The business’s fully stocked retail area offers an impressive line of creative memorial urns for dogs and cats, including photo urns, vase urns and rock urns, ranging in prices from $10 to $300. Family members can even create touching keepsakes that feature a paw print or nose impression of their pet.

LIKE FAMILY
There’s also an assortment of burial markers and memorial plates. Pet owners can also arrange to memorialize their companion in a custom designed oil painting.
“Most of today’s pet owners believe that their dogs, cats and other pets are true companions and family members,” says Kerri. “They treat the loss of that pet accordingly, with the same dignity, love and respect they would anybody else. It’s not just about ashes anymore. Today’s pet owners want more compassion and a personal touch when dealing with the sometimes overwhelming grief that is associated with losing a cherished pet.”
The Colliers provide pet owners with a variety of cremation services, including private, semi-private and communal cremation. They range in price from $50 to $285, depending on the weight of the pet. Each cremation package includes a personalized remembrance card, three touching poems and a special paw print tin that contains the ashes.
An array of pet funeral services are offered, some with a licensed officiator and some without. Your pet is placed in a casket and the service is similar to a viewing or wake. If it’s preferred, family and friends can officiate their own service by sharing a few words or memories about their beloved companion. For either service, the Great Lakes Pet Memorial and Crematory building is closed to other customers and the service is held in private.

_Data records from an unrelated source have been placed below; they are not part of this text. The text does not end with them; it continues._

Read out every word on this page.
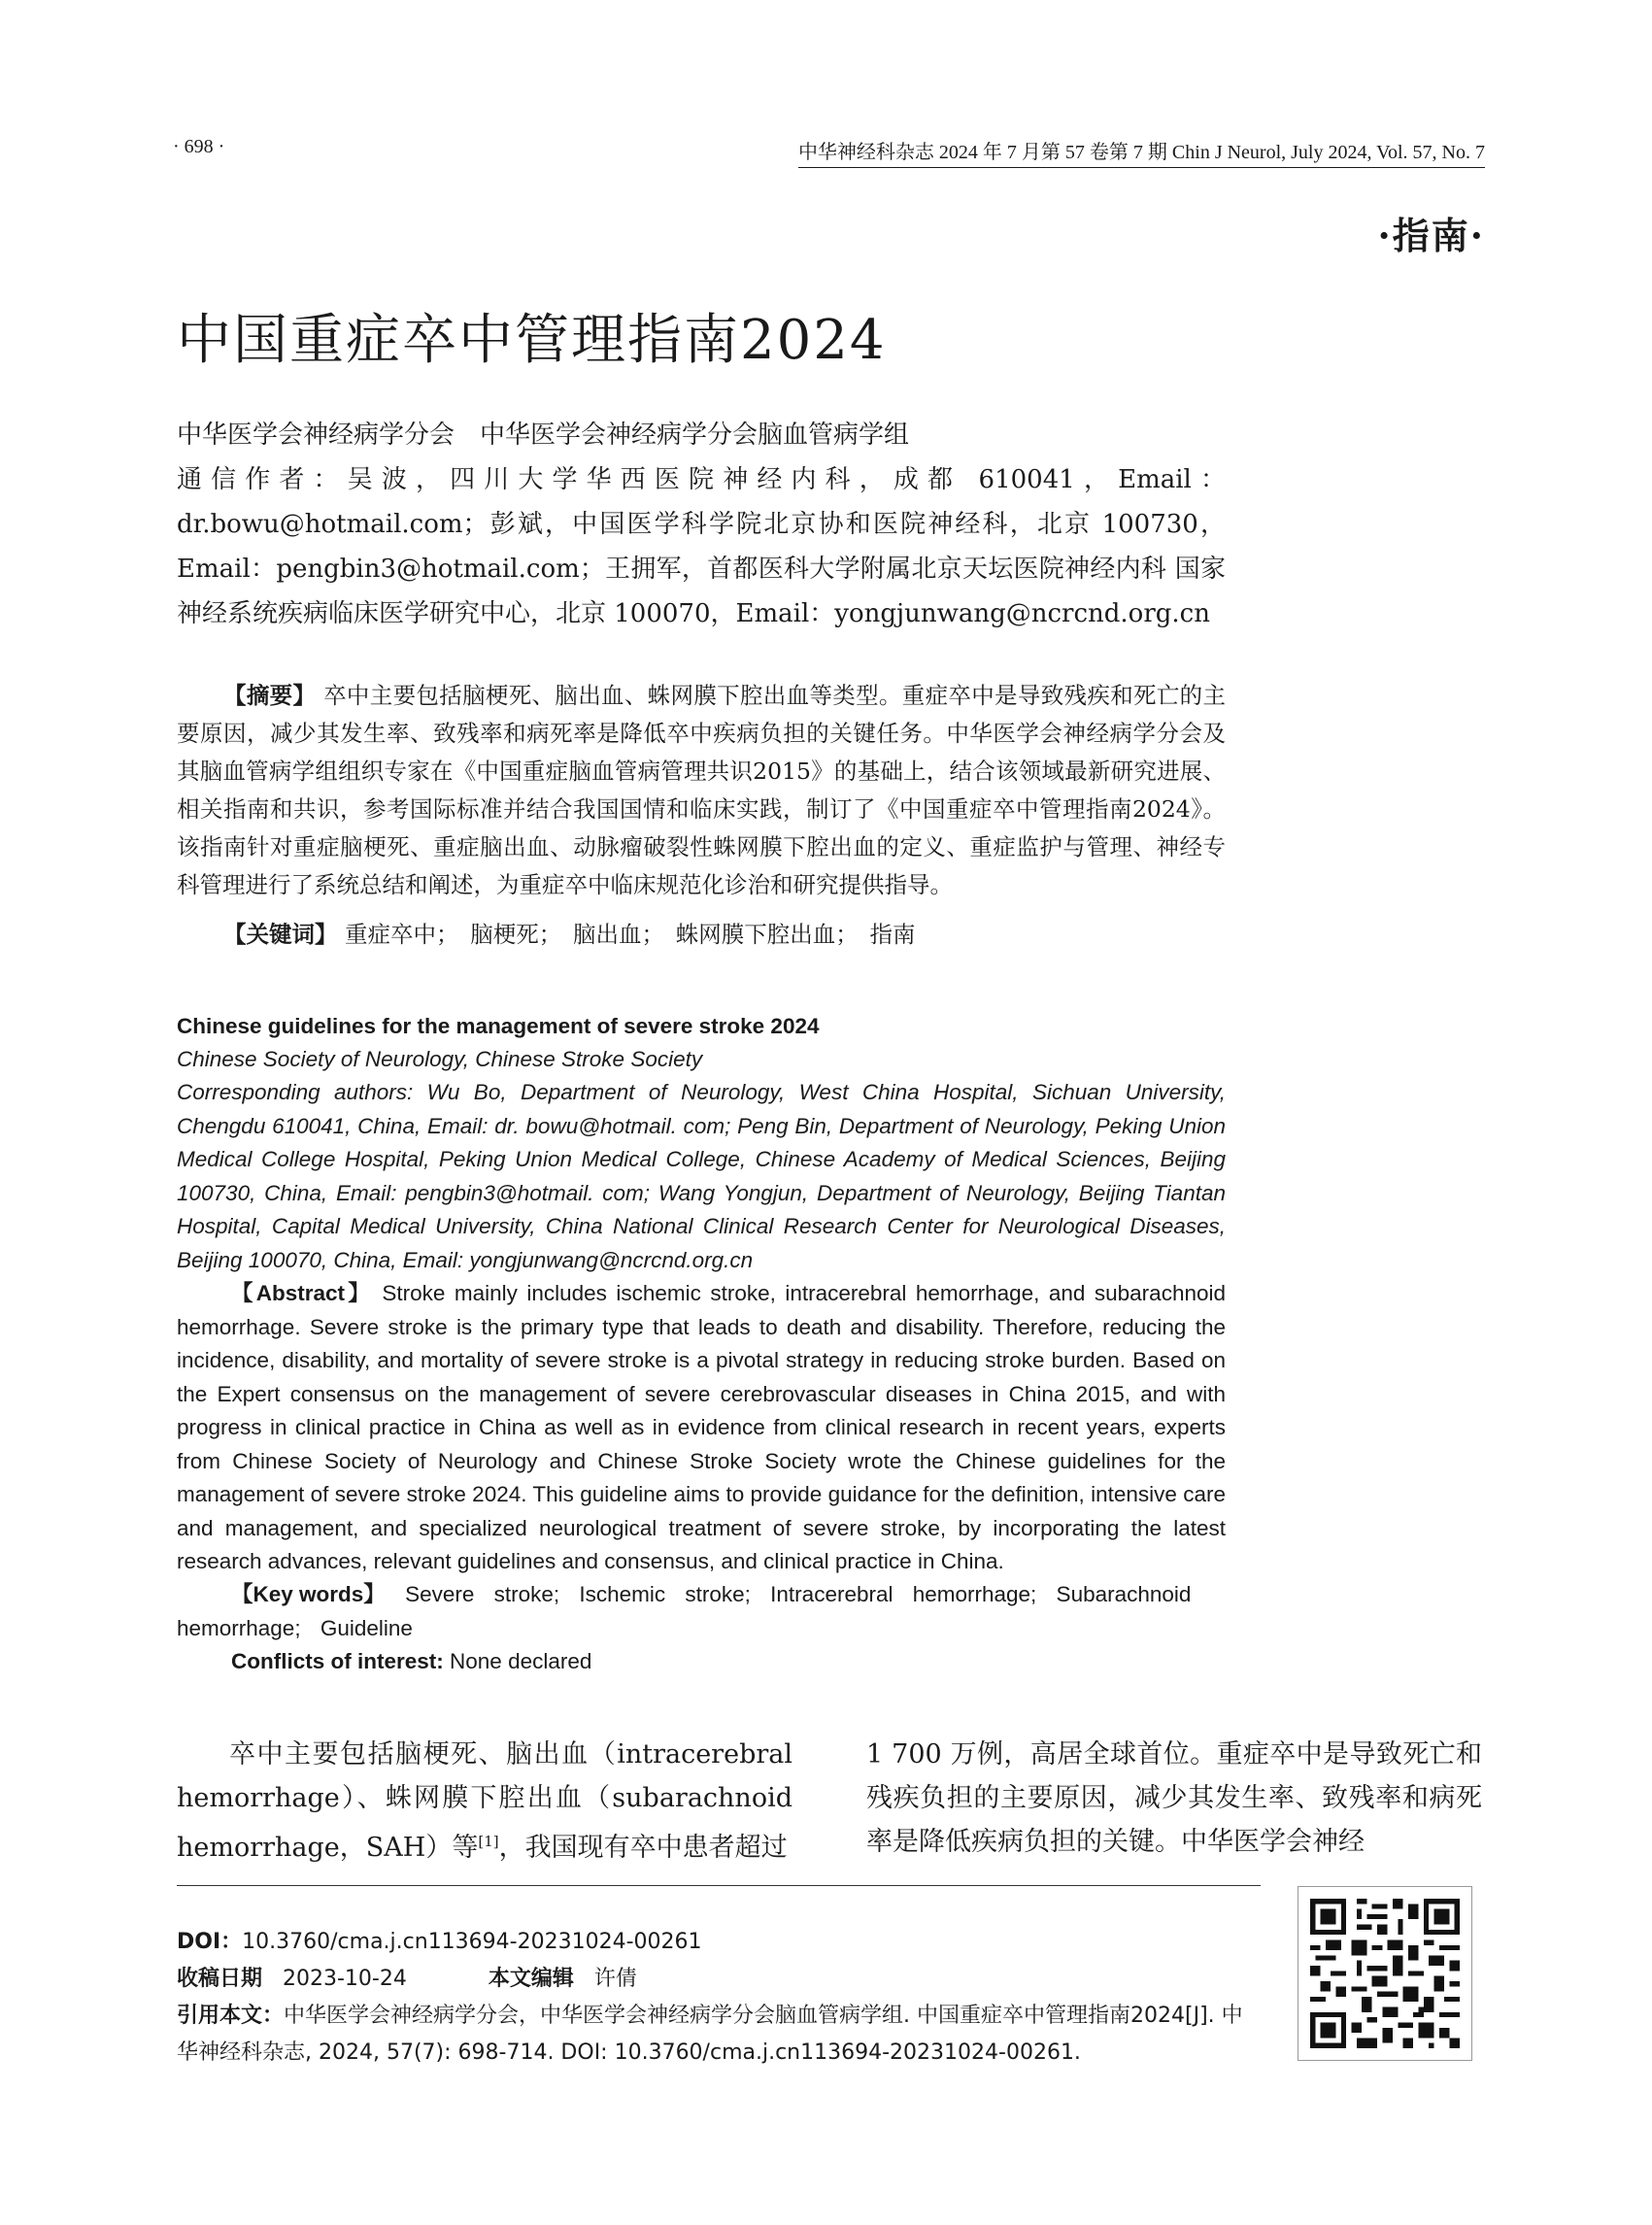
· 698 ·	中华神经科杂志 2024 年 7 月第 57 卷第 7 期 Chin J Neurol, July 2024, Vol. 57, No. 7
·指南·
中国重症卒中管理指南2024
中华医学会神经病学分会　中华医学会神经病学分会脑血管病学组
通信作者：吴波，四川大学华西医院神经内科，成都 610041，Email：dr.bowu@hotmail.com；彭斌，中国医学科学院北京协和医院神经科，北京 100730，Email：pengbin3@hotmail.com；王拥军，首都医科大学附属北京天坛医院神经内科 国家神经系统疾病临床医学研究中心，北京 100070，Email：yongjunwang@ncrcnd.org.cn
【摘要】 卒中主要包括脑梗死、脑出血、蛛网膜下腔出血等类型。重症卒中是导致残疾和死亡的主要原因，减少其发生率、致残率和病死率是降低卒中疾病负担的关键任务。中华医学会神经病学分会及其脑血管病学组组织专家在《中国重症脑血管病管理共识2015》的基础上，结合该领域最新研究进展、相关指南和共识，参考国际标准并结合我国国情和临床实践，制订了《中国重症卒中管理指南2024》。该指南针对重症脑梗死、重症脑出血、动脉瘤破裂性蛛网膜下腔出血的定义、重症监护与管理、神经专科管理进行了系统总结和阐述，为重症卒中临床规范化诊治和研究提供指导。
【关键词】 重症卒中；　脑梗死；　脑出血；　蛛网膜下腔出血；　指南
Chinese guidelines for the management of severe stroke 2024
Chinese Society of Neurology, Chinese Stroke Society
Corresponding authors: Wu Bo, Department of Neurology, West China Hospital, Sichuan University, Chengdu 610041, China, Email: dr. bowu@hotmail. com; Peng Bin, Department of Neurology, Peking Union Medical College Hospital, Peking Union Medical College, Chinese Academy of Medical Sciences, Beijing 100730, China, Email: pengbin3@hotmail. com; Wang Yongjun, Department of Neurology, Beijing Tiantan Hospital, Capital Medical University, China National Clinical Research Center for Neurological Diseases, Beijing 100070, China, Email: yongjunwang@ncrcnd.org.cn
【Abstract】 Stroke mainly includes ischemic stroke, intracerebral hemorrhage, and subarachnoid hemorrhage. Severe stroke is the primary type that leads to death and disability. Therefore, reducing the incidence, disability, and mortality of severe stroke is a pivotal strategy in reducing stroke burden. Based on the Expert consensus on the management of severe cerebrovascular diseases in China 2015, and with progress in clinical practice in China as well as in evidence from clinical research in recent years, experts from Chinese Society of Neurology and Chinese Stroke Society wrote the Chinese guidelines for the management of severe stroke 2024. This guideline aims to provide guidance for the definition, intensive care and management, and specialized neurological treatment of severe stroke, by incorporating the latest research advances, relevant guidelines and consensus, and clinical practice in China.
【Key words】 Severe stroke; Ischemic stroke; Intracerebral hemorrhage; Subarachnoid hemorrhage; Guideline
Conflicts of interest: None declared
卒中主要包括脑梗死、脑出血（intracerebral hemorrhage）、蛛网膜下腔出血（subarachnoid hemorrhage，SAH）等[1]，我国现有卒中患者超过
1 700 万例，高居全球首位。重症卒中是导致死亡和残疾负担的主要原因，减少其发生率、致残率和病死率是降低疾病负担的关键。中华医学会神经
DOI：10.3760/cma.j.cn113694-20231024-00261
收稿日期 2023-10-24	本文编辑 许倩
引用本文：中华医学会神经病学分会，中华医学会神经病学分会脑血管病学组. 中国重症卒中管理指南2024[J]. 中华神经科杂志, 2024, 57(7): 698-714. DOI: 10.3760/cma.j.cn113694-20231024-00261.
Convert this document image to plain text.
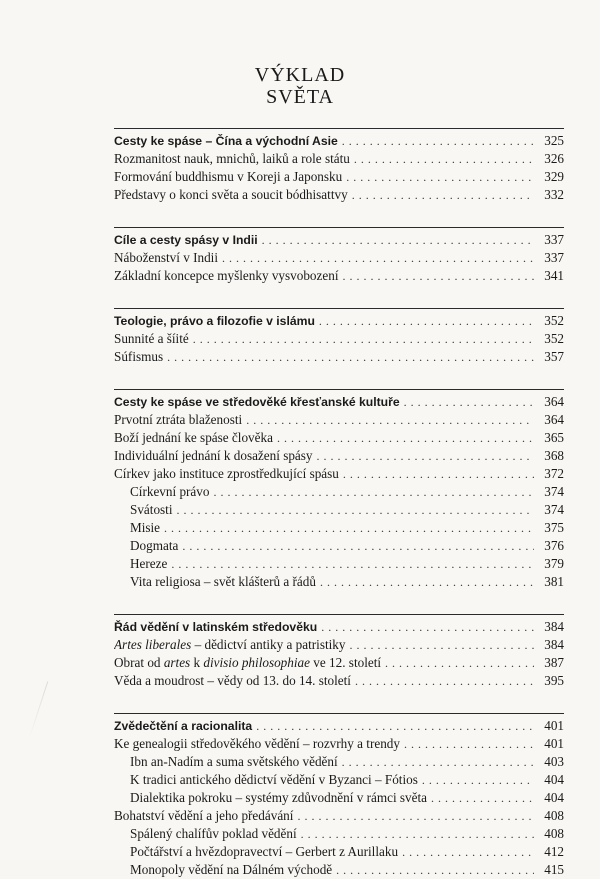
VÝKLAD
SVĚTA
Cesty ke spáse – Čína a východní Asie . . .	325
Rozmanitost nauk, mnichů, laiků a role státu . . .	326
Formování buddhismu v Koreji a Japonsku . . .	329
Představy o konci světa a soucit bódhisattvy . . .	332
Cíle a cesty spásy v Indii . . .	337
Náboženství v Indii . . .	337
Základní koncepce myšlenky vysvobození . . .	341
Teologie, právo a filozofie v islámu . . .	352
Sunnité a šíité . . .	352
Súfismus . . .	357
Cesty ke spáse ve středověké křesťanské kultuře . . .	364
Prvotní ztráta blaženosti . . .	364
Boží jednání ke spáse člověka . . .	365
Individuální jednání k dosažení spásy . . .	368
Církev jako instituce zprostředkující spásu . . .	372
Církevní právo . . .	374
Svátosti . . .	374
Misie . . .	375
Dogmata . . .	376
Hereze . . .	379
Vita religiosa – svět klášterů a řádů . . .	381
Řád vědění v latinském středověku . . .	384
Artes liberales – dědictví antiky a patristiky . . .	384
Obrat od artes k divisio philosophiae ve 12. století . . .	387
Věda a moudrost – vědy od 13. do 14. století . . .	395
Zvědečtění a racionalita . . .	401
Ke genealogii středověkého vědění – rozvrhy a trendy . . .	401
Ibn an-Nadím a suma světského vědění . . .	403
K tradici antického dědictví vědění v Byzanci – Fótios . . .	404
Dialektika pokroku – systémy zdůvodnění v rámci světa . . .	404
Bohatství vědění a jeho předávání . . .	408
Spálený chalífův poklad vědění . . .	408
Počtářství a hvězdopravectví – Gerbert z Aurillaku . . .	412
Monopoly vědění na Dálném východě . . .	415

Another option is to have your pet’s casket delivered to a location of your choice and the funeral service can be provided there with an officiator and family present at the burial site.
A pet’s death can often come on the heels of expensive veterinary expenses, so the Colliers offer services to help keep costs down.
“We understand that not everybody has the money to spend on a pet funeral or cremation, but that doesn’t mean that they love their pets any less,” says Kerri. “With that in mind, we offer a ‘Planning Ahead’ program that lets you make payments over time. Some of our cremation services start as low as $50. We also have many types of memorial products from picture frames, paintings, river rocks and granite markets that can be placed in a garden. There are lots of ways to remember a pet, many starting at less than $20.”
The Colliers even provide access to counselors to help grieving families, especially children, overcome the loss of a pet.
“We offer a special package designed for children dealing with the loss of beloved pet,” says Kerri. “Often this is a child’s first encounter with death and we help them get through the process.”